Стало трудно жить друг с другом. И люди вывели и развели комнатных собачек-уродцев. С ними живут.
Сделали воздух непригодным для дыхания – и ходят в респираторах. Но из городов ни ногой: в них деньги. А деньги – бог. К богу благо льнуть. К истинному только.
После атомной войны люди, думаю, вернутся к естественной жизни, кто останется, конечно. Потому что уничтожат города. А природа станет понемножку восстанавливаться, как в Чернобыле…
Никто не понимает, чем страшна атомная война. Если б сообразили, что города разрушат, все бы бросились за мир бороться. Кому же охота на огороде кверху задом стоять после кресла конторского с вертушкой? А сейчас за мир борется пятая колонна. Я в одном из её кирпичей…
А живём мы тут, хоть и на природе, природы особо не видим. Сидим потому что. В больницах лежат. А в тюрьмах и сумасшедших домах – сидят… Зато бензином не воняет, как у вас. И настоящих птичек можно через форточку слушать, хотя кому они нужны…
Сашке птички не нужны. Бесчувственный человек – современный. За такими – будущее.
Сашка – сосед. Вдвоём сидим. При советской власти в нашей дурке сидели по шестеро в палате. А буржуи устроили маленькие палаты. За деньги, конечно… Не все, вишь ты, сволочи. Коли так, пусть правят. Людям нравится. Бухтят некоторые, правда. Одна медсестра тут повесилась, как зарплату получила: мало ей… Частный случай. На всех не угодишь… Вечная память…
А Сашка с катушек сошёл от ненависти – евреев ненавидит… Недоумок… Что, кто мы без евреев?..

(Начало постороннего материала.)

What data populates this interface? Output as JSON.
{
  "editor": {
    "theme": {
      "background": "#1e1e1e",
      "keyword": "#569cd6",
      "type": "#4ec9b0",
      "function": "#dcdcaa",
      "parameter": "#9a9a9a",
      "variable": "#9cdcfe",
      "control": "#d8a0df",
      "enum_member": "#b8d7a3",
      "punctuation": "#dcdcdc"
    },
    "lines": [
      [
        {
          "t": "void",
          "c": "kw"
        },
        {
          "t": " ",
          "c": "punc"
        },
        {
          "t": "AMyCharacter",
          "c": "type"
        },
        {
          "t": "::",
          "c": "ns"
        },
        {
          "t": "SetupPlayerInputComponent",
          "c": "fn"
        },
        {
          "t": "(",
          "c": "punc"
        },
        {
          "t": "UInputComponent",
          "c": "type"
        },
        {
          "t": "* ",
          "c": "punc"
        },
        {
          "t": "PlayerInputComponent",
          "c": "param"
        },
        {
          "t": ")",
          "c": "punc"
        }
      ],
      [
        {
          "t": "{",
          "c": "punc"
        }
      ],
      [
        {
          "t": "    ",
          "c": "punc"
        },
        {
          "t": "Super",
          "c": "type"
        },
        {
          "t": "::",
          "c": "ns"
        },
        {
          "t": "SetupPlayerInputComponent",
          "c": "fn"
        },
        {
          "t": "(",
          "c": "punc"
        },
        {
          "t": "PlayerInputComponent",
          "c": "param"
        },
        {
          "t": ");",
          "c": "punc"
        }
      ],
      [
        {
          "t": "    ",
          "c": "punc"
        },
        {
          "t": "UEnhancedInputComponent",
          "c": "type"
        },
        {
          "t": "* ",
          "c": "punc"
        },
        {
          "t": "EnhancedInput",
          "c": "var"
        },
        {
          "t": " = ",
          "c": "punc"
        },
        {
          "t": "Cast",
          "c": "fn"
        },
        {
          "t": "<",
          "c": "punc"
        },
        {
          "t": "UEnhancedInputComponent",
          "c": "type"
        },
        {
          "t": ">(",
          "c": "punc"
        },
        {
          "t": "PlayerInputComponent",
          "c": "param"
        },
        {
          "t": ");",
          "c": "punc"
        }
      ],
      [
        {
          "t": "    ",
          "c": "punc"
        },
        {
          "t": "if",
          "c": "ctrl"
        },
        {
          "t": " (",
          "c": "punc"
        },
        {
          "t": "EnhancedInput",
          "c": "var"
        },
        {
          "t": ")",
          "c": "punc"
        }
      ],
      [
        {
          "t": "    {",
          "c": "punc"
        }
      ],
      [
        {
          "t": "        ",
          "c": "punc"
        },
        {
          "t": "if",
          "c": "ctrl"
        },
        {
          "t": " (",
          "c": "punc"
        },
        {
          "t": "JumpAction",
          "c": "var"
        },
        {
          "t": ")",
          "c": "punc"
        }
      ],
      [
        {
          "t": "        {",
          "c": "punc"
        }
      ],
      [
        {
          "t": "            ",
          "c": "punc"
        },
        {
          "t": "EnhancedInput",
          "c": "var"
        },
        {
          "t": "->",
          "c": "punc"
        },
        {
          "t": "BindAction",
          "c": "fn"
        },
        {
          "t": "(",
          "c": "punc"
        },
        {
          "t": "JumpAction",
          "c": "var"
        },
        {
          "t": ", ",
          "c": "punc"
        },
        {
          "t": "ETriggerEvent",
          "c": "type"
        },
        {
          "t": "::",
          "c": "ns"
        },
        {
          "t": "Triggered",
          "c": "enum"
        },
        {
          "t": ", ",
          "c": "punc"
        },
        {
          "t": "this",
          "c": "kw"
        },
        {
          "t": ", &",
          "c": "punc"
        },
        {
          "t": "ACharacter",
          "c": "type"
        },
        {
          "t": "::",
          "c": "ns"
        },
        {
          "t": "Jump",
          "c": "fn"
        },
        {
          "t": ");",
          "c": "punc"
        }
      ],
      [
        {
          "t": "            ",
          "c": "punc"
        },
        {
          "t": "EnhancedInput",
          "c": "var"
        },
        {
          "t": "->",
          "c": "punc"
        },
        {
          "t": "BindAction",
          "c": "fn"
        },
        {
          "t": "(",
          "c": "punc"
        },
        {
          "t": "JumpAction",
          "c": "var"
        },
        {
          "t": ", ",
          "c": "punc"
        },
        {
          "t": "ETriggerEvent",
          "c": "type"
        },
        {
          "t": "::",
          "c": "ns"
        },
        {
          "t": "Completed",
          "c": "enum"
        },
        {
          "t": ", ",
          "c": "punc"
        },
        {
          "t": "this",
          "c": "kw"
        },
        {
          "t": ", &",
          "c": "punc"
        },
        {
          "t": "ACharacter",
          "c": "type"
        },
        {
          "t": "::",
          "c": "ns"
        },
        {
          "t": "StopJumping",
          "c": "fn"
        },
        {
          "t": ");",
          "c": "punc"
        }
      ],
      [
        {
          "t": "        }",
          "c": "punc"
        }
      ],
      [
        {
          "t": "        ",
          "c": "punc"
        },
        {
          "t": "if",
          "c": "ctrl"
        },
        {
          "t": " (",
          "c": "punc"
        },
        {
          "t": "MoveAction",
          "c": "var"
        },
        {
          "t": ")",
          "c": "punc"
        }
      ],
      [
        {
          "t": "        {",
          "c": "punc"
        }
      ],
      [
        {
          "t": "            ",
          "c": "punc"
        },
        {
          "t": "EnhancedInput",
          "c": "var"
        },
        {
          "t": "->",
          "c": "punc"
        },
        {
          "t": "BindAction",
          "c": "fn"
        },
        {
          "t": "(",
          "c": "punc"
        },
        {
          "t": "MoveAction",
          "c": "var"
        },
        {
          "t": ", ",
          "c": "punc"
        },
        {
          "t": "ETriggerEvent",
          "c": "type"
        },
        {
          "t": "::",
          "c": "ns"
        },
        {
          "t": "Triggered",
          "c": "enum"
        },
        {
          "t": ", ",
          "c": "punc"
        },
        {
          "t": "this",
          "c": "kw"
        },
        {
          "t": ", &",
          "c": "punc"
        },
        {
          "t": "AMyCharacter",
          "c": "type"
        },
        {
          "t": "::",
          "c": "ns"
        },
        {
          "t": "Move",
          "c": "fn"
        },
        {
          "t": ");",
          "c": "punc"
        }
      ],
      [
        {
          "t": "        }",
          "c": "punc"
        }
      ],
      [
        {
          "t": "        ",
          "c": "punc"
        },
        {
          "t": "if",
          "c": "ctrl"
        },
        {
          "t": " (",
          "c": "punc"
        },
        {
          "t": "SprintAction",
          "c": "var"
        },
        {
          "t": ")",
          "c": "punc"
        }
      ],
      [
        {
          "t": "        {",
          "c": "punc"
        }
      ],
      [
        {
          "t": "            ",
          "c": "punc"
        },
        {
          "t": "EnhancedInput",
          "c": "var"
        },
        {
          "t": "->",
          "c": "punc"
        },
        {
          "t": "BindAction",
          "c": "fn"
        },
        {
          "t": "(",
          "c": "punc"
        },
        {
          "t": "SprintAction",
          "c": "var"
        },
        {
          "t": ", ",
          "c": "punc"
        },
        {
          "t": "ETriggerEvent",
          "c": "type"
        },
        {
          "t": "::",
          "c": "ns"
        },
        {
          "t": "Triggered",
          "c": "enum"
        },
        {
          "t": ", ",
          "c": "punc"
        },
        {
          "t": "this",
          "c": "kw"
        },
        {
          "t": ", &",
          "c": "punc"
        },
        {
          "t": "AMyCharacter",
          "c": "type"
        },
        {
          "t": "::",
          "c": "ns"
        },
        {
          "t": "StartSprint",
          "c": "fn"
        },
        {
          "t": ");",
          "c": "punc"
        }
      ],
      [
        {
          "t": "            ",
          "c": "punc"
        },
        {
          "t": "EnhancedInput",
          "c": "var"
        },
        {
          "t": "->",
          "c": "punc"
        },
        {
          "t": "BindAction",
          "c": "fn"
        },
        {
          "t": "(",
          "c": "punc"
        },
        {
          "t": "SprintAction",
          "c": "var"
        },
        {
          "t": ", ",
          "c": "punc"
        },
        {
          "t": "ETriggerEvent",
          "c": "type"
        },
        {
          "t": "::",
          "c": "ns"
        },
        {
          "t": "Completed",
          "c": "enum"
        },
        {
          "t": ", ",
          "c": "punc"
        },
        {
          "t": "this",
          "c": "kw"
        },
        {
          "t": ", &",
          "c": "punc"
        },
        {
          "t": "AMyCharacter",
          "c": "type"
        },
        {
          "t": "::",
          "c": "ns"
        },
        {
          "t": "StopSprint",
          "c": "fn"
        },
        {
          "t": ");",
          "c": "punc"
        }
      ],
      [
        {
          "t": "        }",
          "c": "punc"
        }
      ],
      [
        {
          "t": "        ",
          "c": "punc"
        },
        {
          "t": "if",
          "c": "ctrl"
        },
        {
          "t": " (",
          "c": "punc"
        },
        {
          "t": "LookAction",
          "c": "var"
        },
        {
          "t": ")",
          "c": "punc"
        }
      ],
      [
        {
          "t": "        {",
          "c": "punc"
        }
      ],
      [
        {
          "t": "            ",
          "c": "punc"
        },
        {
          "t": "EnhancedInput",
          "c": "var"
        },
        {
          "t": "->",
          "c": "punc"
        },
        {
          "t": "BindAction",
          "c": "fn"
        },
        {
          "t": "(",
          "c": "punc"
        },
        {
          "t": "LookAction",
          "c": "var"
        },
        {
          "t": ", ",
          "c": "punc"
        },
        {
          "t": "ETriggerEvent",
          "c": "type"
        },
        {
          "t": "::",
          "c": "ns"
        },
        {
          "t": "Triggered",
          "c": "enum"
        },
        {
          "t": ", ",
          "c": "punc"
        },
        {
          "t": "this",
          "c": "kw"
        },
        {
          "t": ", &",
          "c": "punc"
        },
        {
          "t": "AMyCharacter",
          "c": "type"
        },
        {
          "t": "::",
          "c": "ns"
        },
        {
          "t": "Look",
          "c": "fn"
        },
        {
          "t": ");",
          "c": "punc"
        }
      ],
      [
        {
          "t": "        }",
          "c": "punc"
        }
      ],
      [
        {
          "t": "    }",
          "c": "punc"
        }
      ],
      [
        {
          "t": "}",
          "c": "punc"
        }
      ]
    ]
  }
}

Впрочем, какой же русский евреев любит?.. Я – русский. Но, глядя на Сашку, сам себе объясняю, что не любить евреев опасно для души. Оно правда. Где нет любви – дерьмо и ничего больше… Сашка дерьмо? – Да нет, мужик, как мужик. Но чуть ему что-то покажется связанное с евреями – и всё… Руки-ноги, а вместо точек, двух крючёсков и огуречка – ненависть. Человечка не получается.
Когда приходится к слову, пытаюсь объяснять и Сашке, что ненависть к евреям – от злобы. Злоба же от бессилия происходит что-то исправить и сегодня, и, тем более, в прошлом.
– Как впустил князь Владимир еврейство на Русь под видом веры греческой, – толкую я Сашке, – как попрал своё природное, так через не хочу и въелось еврейство в душу русскую намертво, теперь не отдерёшь, разве с мясом. Только частицу её самую малую остаточную русскую вытравить из души народной не удалось. Вот она и ненавидит евреев за поругание Отечества… А зря. Ненависть вообще и злоба – от них душе ущерб, и большой…
Сашка бросается драться:
– Это в моей душе еврейство, это в моей-то!
Хватаю его за руки, потому что сильнее. Останавливаю, на кровать сажаю и долблю ему мозги правдой, как шахтёр в забое, ды-ды-ды, ды-ды-ды, ды-ды-ды:
– И в моей, и в твоей душе еврейство. Давно смириться пора. Столетиями во злобе жить – эдак и само сознание народное можно покалечить. Историю ж не повернёшь. Исконного не воротишь. И природного, русского не полюбишь, кому оно надо теперь. Всё на свалку пошло.
– Это я-то русское не люблю?
Сашка смотрит на меня, как на полного идиота. А я отвечаю ему с невыразимой грустью:
– Да, Саш, и не любишь, и не знаешь.
Сашка ругает меня матом и уходит в коридор… Зря… Русские потеряли себя, сменив одежду, пищу, язык, мысли, обычаи… В чём самобытность русских?.. Внешне все иностранцы. На всех слова непонятные написаны… А внутри?.. – Лучше не заглядывать.
Что осталось русского в русских? И чем оставшееся отличается от нерусского?.. То-то ж.
– На какую свалку-то вывезли? – язвительно вскрикивает Сашка, резко открывая дверь. Успокоиться не может.
– На Волоколамскую[1 - В пору написания книги – одна из самых неблагополучных свалок России.], – спокойно отвечаю я. – Там люди теперь в противогазах ходят.
Волоколамская свалка
– Говнюк! – Сашка злобно закрывает дверь с той стороны.